Maitri's grandmother is hoping for the best, but wants her family back home. Annie Galloway appealed to lawmakers over the phone, pushing them to consider a compassionate use law.

"Some children have passed away before they can try this newfound treatment and this is a crime," she said. "The more states that follow suit and sign these laws, the more pressure this will put on the federal government to change federal law."

Lawmakers also questioned one of the creators of Charlotte's Web on medical trials, costs and partnerships. Joel Stanley says his organization has already licensed medical marijuana growers to duplicate the drug in Canada and several U.S. states. He says good communication is all it would take to partner with Vermont.

"We're very careful with the relationships we create," Stanley said.

Stanley worries about quality control and purity of the product if the recipe is shared. Charlotte's Web would also get 15 percent of the Vermont profits.

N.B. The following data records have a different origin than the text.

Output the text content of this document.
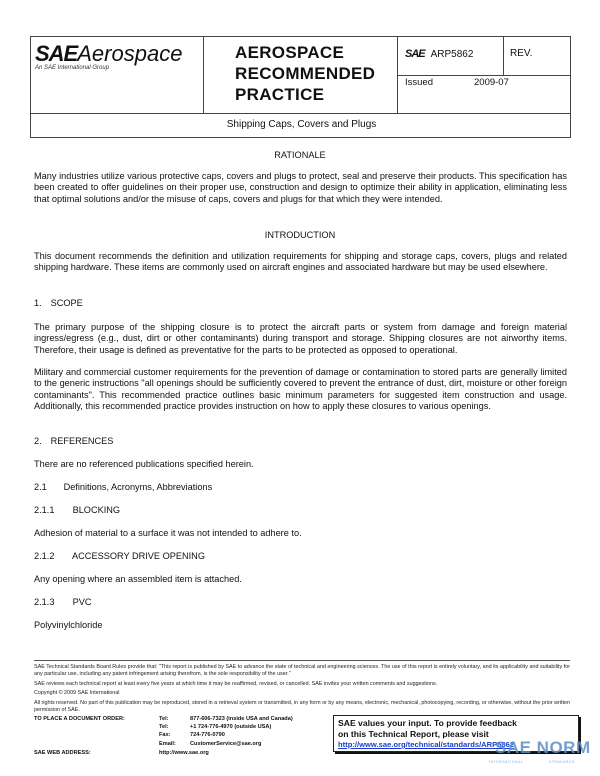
SAEAerospace
An SAE International Group
AEROSPACE
RECOMMENDED
PRACTICE
SAE ARP5862	REV.
Issued	2009-07
Shipping Caps, Covers and Plugs
RATIONALE
Many industries utilize various protective caps, covers and plugs to protect, seal and preserve their products. This specification has been created to offer guidelines on their proper use, construction and design to optimize their ability in application, eliminating less that optimal solutions and/or the misuse of caps, covers and plugs for that which they were intended.
INTRODUCTION
This document recommends the definition and utilization requirements for shipping and storage caps, covers, plugs and related shipping hardware. These items are commonly used on aircraft engines and associated hardware but may be used elsewhere.
1. SCOPE
The primary purpose of the shipping closure is to protect the aircraft parts or system from damage and foreign material ingress/egress (e.g., dust, dirt or other contaminants) during transport and storage. Shipping closures are not airworthy items. Therefore, their usage is defined as preventative for the parts to be protected as opposed to operational.
Military and commercial customer requirements for the prevention of damage or contamination to stored parts are generally limited to the generic instructions "all openings should be sufficiently covered to prevent the entrance of dust, dirt, moisture or other foreign contaminants". This recommended practice outlines basic minimum parameters for suggested item construction and usage. Additionally, this recommended practice provides instruction on how to apply these closures to various openings.
2. REFERENCES
There are no referenced publications specified herein.
2.1 Definitions, Acronyms, Abbreviations
2.1.1 BLOCKING
Adhesion of material to a surface it was not intended to adhere to.
2.1.2 ACCESSORY DRIVE OPENING
Any opening where an assembled item is attached.
2.1.3 PVC
Polyvinylchloride
SAE Technical Standards Board Rules provide that: "This report is published by SAE to advance the state of technical and engineering sciences. The use of this report is entirely voluntary, and its applicability and suitability for any particular use, including any patent infringement arising therefrom, is the sole responsibility of the user."
SAE reviews each technical report at least every five years at which time it may be reaffirmed, revised, or cancelled. SAE invites your written comments and suggestions.
Copyright © 2009 SAE International
All rights reserved. No part of this publication may be reproduced, stored in a retrieval system or transmitted, in any form or by any means, electronic, mechanical, photocopying, recording, or otherwise, without the prior written permission of SAE.
TO PLACE A DOCUMENT ORDER:	Tel:	877-606-7323 (inside USA and Canada)
Tel:	+1 724-776-4970 (outside USA)
Fax:	724-776-0790
Email:	CustomerService@sae.org
SAE WEB ADDRESS:	http://www.sae.org
SAE values your input. To provide feedback
on this Technical Report, please visit
http://www.sae.org/technical/standards/ARP5862
SAE NORM
INTERNATIONAL	STANDARDS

But for families like the Pinders, who can't move to Colorado, a partnership may be their only hope.

"Now is the time," Danielle Pinders said. "We can't wait."

Charlotte's Web is very low in THC, similar to hemp, so the kids don't get high when they ingest the oil. Six to 12 plants are required per patient to produce enough oil, meaning Vermont would have to up its limits.

Vermont's leading pediatric neurologist told lawmakers he supports the treatment, but is calling for more clinical trials and research before he can say it's safe. Dr. Gregory Holmes says UVM is ready to take on a clinical trial but admits those trials and Food and Drug Administration approval could take years-- time these kids don't have.